American Express hat am Freitag die untere Spanne seiner Gewinn- und Umsatzerwartungen für das Jahr 2025 angehoben. Grund dafür ist, dass wohlhabende Kunden die wirtschaftlichen Unsicherheiten ignorieren und ihre Ausgaben vor der Weihnachtssaison fortsetzen.

Analysten gehen davon aus, dass AmEx insbesondere während der Weihnachtszeit, an Black Friday und Cyber Monday von den Ausgaben einkommensstarker Kunden profitieren wird - vor allem für Reisen und Luxusgüter, da Einzelhändler sie mit Rabatten locken.
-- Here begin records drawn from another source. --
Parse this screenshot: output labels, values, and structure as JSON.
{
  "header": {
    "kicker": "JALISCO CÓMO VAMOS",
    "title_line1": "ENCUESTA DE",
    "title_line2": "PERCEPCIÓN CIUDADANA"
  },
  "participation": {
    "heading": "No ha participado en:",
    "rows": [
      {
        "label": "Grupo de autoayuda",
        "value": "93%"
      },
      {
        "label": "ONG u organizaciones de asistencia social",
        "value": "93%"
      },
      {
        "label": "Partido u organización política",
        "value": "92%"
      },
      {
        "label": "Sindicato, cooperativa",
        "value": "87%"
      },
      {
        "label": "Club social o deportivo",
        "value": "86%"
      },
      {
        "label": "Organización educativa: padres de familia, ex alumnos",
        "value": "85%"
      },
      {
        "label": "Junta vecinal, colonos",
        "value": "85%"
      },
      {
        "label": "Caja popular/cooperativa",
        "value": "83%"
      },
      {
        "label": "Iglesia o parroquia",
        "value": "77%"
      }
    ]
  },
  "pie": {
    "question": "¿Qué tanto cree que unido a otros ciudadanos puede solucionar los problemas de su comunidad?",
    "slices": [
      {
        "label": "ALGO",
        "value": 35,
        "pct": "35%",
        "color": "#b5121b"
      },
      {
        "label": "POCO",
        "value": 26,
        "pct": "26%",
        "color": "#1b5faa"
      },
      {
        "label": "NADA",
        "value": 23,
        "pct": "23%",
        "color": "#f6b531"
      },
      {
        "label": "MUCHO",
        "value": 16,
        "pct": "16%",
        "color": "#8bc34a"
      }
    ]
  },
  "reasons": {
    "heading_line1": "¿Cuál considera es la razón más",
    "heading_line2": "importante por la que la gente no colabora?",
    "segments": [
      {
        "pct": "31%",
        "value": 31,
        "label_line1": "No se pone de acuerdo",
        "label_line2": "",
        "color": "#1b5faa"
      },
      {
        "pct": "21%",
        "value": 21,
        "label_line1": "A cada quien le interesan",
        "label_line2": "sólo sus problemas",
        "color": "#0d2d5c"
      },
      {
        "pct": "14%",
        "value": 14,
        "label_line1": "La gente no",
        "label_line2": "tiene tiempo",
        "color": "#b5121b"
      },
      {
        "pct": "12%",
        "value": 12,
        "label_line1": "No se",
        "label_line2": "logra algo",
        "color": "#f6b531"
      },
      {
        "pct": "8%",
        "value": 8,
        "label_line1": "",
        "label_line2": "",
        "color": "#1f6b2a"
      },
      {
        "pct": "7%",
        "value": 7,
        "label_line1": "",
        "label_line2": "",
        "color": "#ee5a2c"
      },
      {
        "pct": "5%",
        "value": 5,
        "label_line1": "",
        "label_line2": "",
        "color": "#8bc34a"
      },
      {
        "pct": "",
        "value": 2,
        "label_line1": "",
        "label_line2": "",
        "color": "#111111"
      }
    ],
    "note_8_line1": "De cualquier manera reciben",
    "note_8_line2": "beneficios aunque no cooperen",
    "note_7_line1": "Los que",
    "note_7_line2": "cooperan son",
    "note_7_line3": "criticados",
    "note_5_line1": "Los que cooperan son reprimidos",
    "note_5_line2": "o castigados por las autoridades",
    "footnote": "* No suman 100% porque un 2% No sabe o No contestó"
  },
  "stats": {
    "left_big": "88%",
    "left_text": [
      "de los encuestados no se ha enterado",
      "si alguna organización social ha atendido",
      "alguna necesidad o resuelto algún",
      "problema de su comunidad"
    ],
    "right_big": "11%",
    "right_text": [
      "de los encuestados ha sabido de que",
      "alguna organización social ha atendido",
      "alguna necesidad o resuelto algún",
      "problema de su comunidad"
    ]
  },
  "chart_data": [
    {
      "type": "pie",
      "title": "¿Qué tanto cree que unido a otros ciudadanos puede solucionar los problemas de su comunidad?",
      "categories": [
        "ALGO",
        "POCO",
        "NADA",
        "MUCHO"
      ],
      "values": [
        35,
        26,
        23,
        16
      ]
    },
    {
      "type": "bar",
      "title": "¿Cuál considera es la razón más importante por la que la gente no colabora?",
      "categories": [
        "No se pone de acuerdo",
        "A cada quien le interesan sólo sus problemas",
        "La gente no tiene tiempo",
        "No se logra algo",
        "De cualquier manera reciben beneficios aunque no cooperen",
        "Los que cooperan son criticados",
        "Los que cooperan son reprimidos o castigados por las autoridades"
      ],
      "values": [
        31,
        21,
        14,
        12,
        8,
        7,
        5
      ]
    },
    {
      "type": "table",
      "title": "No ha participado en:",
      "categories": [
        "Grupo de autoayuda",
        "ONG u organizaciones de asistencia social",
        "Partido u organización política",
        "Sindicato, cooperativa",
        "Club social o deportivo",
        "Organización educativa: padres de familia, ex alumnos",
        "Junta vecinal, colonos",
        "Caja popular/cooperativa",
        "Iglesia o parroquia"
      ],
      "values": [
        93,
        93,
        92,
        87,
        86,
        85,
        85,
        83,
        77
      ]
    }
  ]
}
Der Fokus auf Premium-Karteninhaber könnte dem Kreditkartenunternehmen helfen, wirtschaftliche Unsicherheiten zu meistern und gleichzeitig einen größeren Anteil am Zahlungsverkehr der Verbraucher zu gewinnen.

AmEx erwartet für das Gesamtjahr 2025 einen Gewinn je Aktie zwischen 15,20 und 15,50 US-Dollar, verglichen mit der bisherigen Prognose von 15 bis 15,50 US-Dollar. Der Umsatz soll 2025 um 9 bis 10 Prozent wachsen, zuvor lag die Prognose bei 8 bis 10 Prozent.

Die Aktien des Unternehmens legten im frühen Handel um 4,5 Prozent zu. Seit Jahresbeginn beträgt das Plus bereits 14 Prozent.

STABILE AUSGABEN

Verbraucher mit höherem Einkommen planen weiterhin Urlaube und kaufen teure Konsumgüter, wodurch AmEx vor einer allgemeinen Abschwächung im Zahlungssektor geschützt wird.

„Der Einzelhandel, unsere größte Ausgabenkategorie, wächst derzeit mit einer Basis von 12 Prozent“, sagte Finanzchef Christophe Le Caillec im Gespräch mit Reuters.

Der Umsatz von AmEx sprang im dritten Quartal um 11 Prozent auf einen Rekordwert von 18,4 Milliarden US-Dollar. Der Gewinn je Aktie lag mit 4,14 US-Dollar über den Erwartungen von 4 US-Dollar, wie Schätzungen von LSEG zeigen.

„Ich sehe derzeit keine Anzeichen dafür, dass das Abrechnungsvolumen langsamer wird oder zurückgeht“, sagte CEO Stephen Squeri gegenüber Analysten.

PLATINUM-ERNEUERUNG BRINGT SCHWUNG

Im vergangenen Monat stellte AmEx lang erwartete Upgrades für seine US-Platinum-Karten vor - eine Strategie, auf die das Unternehmen seit Jahren setzt, um Wettbewerber zu übertreffen.

CEO Squeri erklärte, die ersten Ergebnisse überträfen die Erwartungen: „Die Zahl der neuen Platinum-Konten liegt doppelt so hoch wie vor der Erneuerung“, so Squeri.

Während bei Kreditnehmern mit niedrigerem Einkommen einige Risiken sichtbar werden, herrscht unter den größten Banken des Landes Einigkeit, dass der US-Verbraucher sich überraschend widerstandsfähig zeigt.

AmEx ist weniger von Stress betroffen, da sich das Geschäft weiterhin auf Karteninhaber mit den höchsten FICO-Scores konzentriert - was auf ein minimales Kreditrisiko hindeutet.